Singer, songwriter and Alzheimer’s campaigner Tim Wheeler was honoured by The Open University (OU) with the award of Doctor of the University at a ceremony in Belfast’s Waterfront Hall on Friday 21 October. Mr Wheeler had his award conferred alongside 277 graduating students – from all walks of life, of all ages and backgrounds and from a spectrum of careers – as well as fellow honorary graduate Ms Catherine Bell CBE.
Mr Wheeler was recognised for his exceptional contribution to education and culture, while Ms Bell, formerly Deputy Secretary for Policy in the Department for Employment and Learning, was awarded a Master of the University as a consequence of her outstanding public service. The Open University makes honorary awards in line with its mission to be open to people, places, methods and ideas, and the promotion of social justice through the development of knowledge and skills.
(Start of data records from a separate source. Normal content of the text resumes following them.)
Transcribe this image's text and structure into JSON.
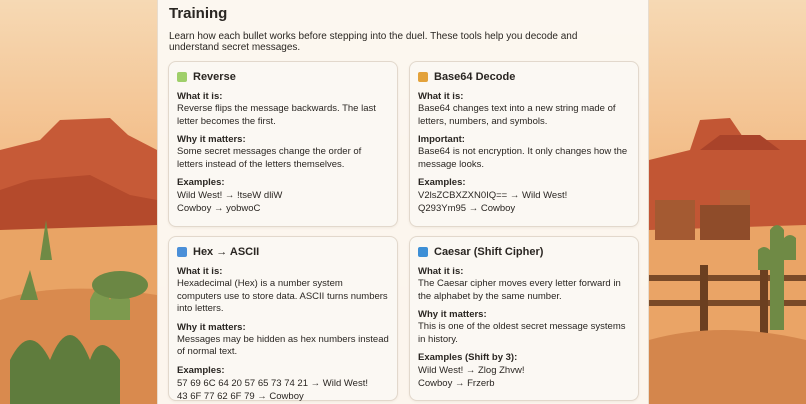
{
  "page": {
    "title": "Training",
    "intro": "Learn how each bullet works before stepping into the duel. These tools help you decode and understand secret messages."
  },
  "cards": [
    {
      "icon": "reverse-icon",
      "title": "Reverse",
      "what_label": "What it is:",
      "what_text": "Reverse flips the message backwards. The last letter becomes the first.",
      "why_label": "Why it matters:",
      "why_text": "Some secret messages change the order of letters instead of the letters themselves.",
      "examples_label": "Examples:",
      "examples": [
        "Wild West! → !tseW dliW",
        "Cowboy → yobwoC"
      ]
    },
    {
      "icon": "lock-icon",
      "title": "Base64 Decode",
      "what_label": "What it is:",
      "what_text": "Base64 changes text into a new string made of letters, numbers, and symbols.",
      "why_label": "Important:",
      "why_text": "Base64 is not encryption. It only changes how the message looks.",
      "examples_label": "Examples:",
      "examples": [
        "V2lsZCBXZXN0IQ== → Wild West!",
        "Q293Ym95 → Cowboy"
      ]
    },
    {
      "icon": "hex-icon",
      "title": "Hex → ASCII",
      "what_label": "What it is:",
      "what_text": "Hexadecimal (Hex) is a number system computers use to store data. ASCII turns numbers into letters.",
      "why_label": "Why it matters:",
      "why_text": "Messages may be hidden as hex numbers instead of normal text.",
      "examples_label": "Examples:",
      "examples": [
        "57 69 6C 64 20 57 65 73 74 21 → Wild West!",
        "43 6F 77 62 6F 79 → Cowboy"
      ]
    },
    {
      "icon": "cycle-icon",
      "title": "Caesar (Shift Cipher)",
      "what_label": "What it is:",
      "what_text": "The Caesar cipher moves every letter forward in the alphabet by the same number.",
      "why_label": "Why it matters:",
      "why_text": "This is one of the oldest secret message systems in history.",
      "examples_label": "Examples (Shift by 3):",
      "examples": [
        "Wild West! → Zlog Zhvw!",
        "Cowboy → Frzerb"
      ]
    }
  ],
  "colors": {
    "reverse_icon": "#9fcf6a",
    "lock_icon": "#e3a23b",
    "hex_icon": "#4a8fd8",
    "cycle_icon": "#3d8fd6"
  }
}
Many of the 277 graduates have fitted their study around work or family commitments; some have a disability or live in a remote or rural community, while others did not have traditional university entry qualifications, or came from low-income households. For all of them, today’s ceremony marks the culmination of years of hard work and commitment to learning.
One student is Diane Gibb from Coleraine, who achieved a BA (Hons) in Business Studies. She decided to study with The Open University because the flexibility of studying part-time fitted her life as a working mum. She believes that studying with The Open University has helped grow her confidence and build a good relationship with her employer, as she can now apply new skills and abilities directly to her job.
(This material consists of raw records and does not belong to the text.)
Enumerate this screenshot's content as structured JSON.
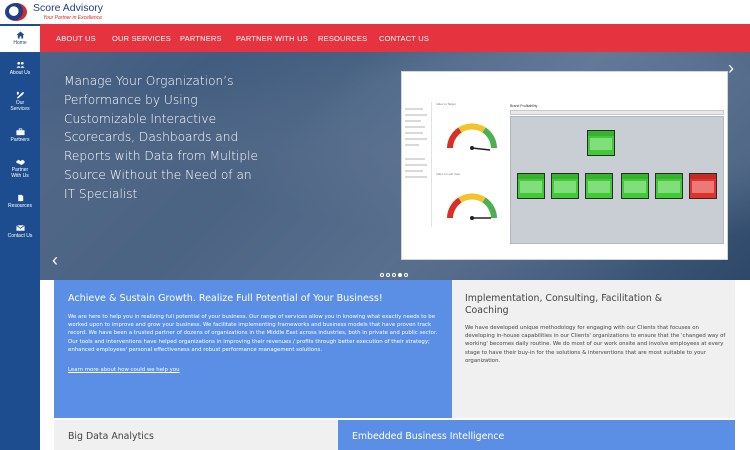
{
  "brand": {
    "title": "Score Advisory",
    "tagline": "Your Partner in Excellence",
    "colors": {
      "navy": "#1e4d8f",
      "red": "#e5343f",
      "blue_block": "#5b8fe6"
    }
  },
  "sidebar": {
    "items": [
      {
        "label": "Home",
        "icon": "home-icon",
        "active": true
      },
      {
        "label": "About Us",
        "icon": "people-icon"
      },
      {
        "label": "Our Services",
        "icon": "tools-icon"
      },
      {
        "label": "Partners",
        "icon": "briefcase-icon"
      },
      {
        "label": "Partner With Us",
        "icon": "handshake-icon"
      },
      {
        "label": "Resources",
        "icon": "document-icon"
      },
      {
        "label": "Contact Us",
        "icon": "envelope-icon"
      }
    ]
  },
  "nav": {
    "links": [
      "ABOUT US",
      "OUR SERVICES",
      "PARTNERS",
      "PARTNER WITH US",
      "RESOURCES",
      "CONTACT US"
    ]
  },
  "hero": {
    "headline": "Manage Your Organization’s Performance by Using Customizable Interactive Scorecards, Dashboards and Reports with Data from Multiple Source Without the Need of an IT Specialist",
    "slides_total": 5,
    "active_slide": 4,
    "dashboard": {
      "gauge_label_1": "Index to Target",
      "gauge_label_2": "Index to Last Year",
      "board_title": "Brand Profitability"
    }
  },
  "blocks": {
    "growth": {
      "title": "Achieve & Sustain Growth. Realize Full Potential of Your Business!",
      "body": "We are here to help you in realizing full potential of your business. Our range of services allow you in knowing what exactly needs to be worked upon to improve and grow your business. We facilitate implementing frameworks and business models that have proven track record. We have been a trusted partner of dozens of organizations in the Middle East across industries, both in private and public sector. Our tools and interventions have helped organizations in improving their revenues / profits through better execution of their strategy; enhanced employees' personal effectiveness and robust performance management solutions.",
      "link": "Learn more about how could we help you"
    },
    "implementation": {
      "title": "Implementation, Consulting, Facilitation & Coaching",
      "body": "We have developed unique methodology for engaging with our Clients that focuses on developing in-house capabilities in our Clients' organizations to ensure that the 'changed way of working' becomes daily routine. We do most of our work onsite and involve employees at every stage to have their buy-in for the solutions & interventions that are most suitable to your organization."
    },
    "bigdata": {
      "title": "Big Data Analytics"
    },
    "embedded": {
      "title": "Embedded Business Intelligence"
    }
  }
}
“I had to be organised and self-disciplined in order to meet deadlines and get my OU work done during the only free time I had whilst raising a family. It meant I was able to work and study at the same time and benefit from continuous work experience alongside my degree.”
John D’Arcy, National Director of The Open University said: “Our students are a constant source of inspiration. They work incredibly hard to fit learning into their lives and proving that part-time higher education makes a meaningful difference to individuals, families and communities.
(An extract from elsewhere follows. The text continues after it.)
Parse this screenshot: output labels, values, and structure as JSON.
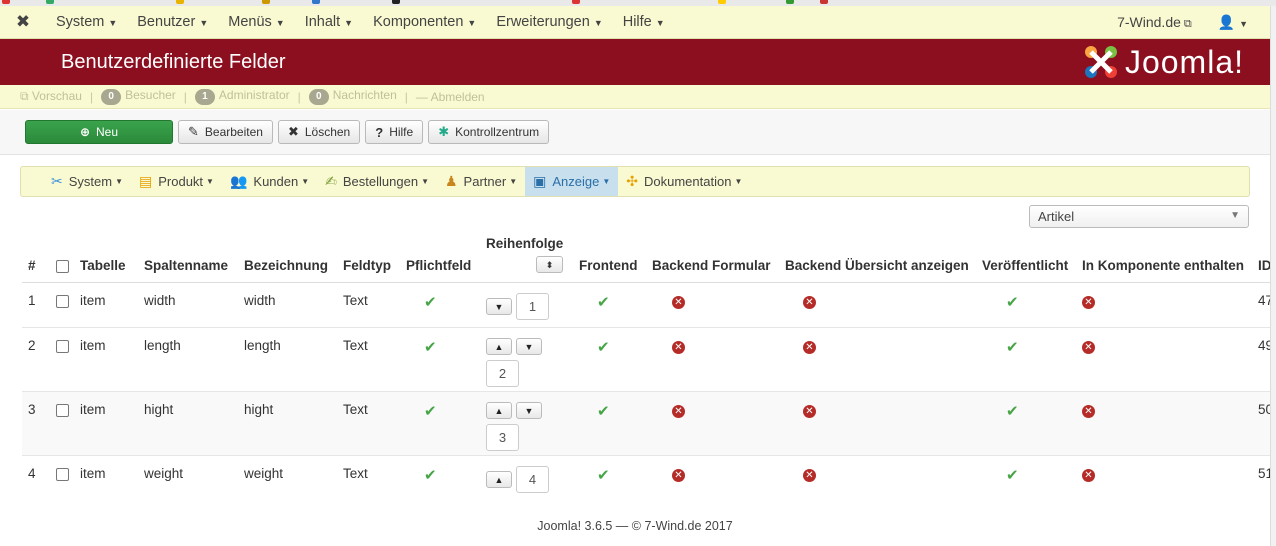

“We were also delighted to welcome our two exceptional honorary graduates to The Open University family”.
Tim Wheeler, Doctor of the University, said: “I’m incredibly grateful and proud to be receiving an honorary doctorate from The Open University in Belfast. I’ve very fond memories of the Waterfront Hall when Ash played the Good Friday Referendum Concert with U2. Returning to the stage to receive this honour will be another very special moment in my life.”
Catherine Bell, Master of the University, said: “I am really delighted and humbled to receive an honorary Master’s degree from The Open University for my work in promoting lifelong learning.
“The Open University is an organisation for which I have huge admiration, an organisation which over the past 47 years has provided high quality degree and post graduate level learning to those many tens of thousands of people who did not have the opportunity to attend traditional universities.
“To be recognised by this organisation is a tremendous honour.”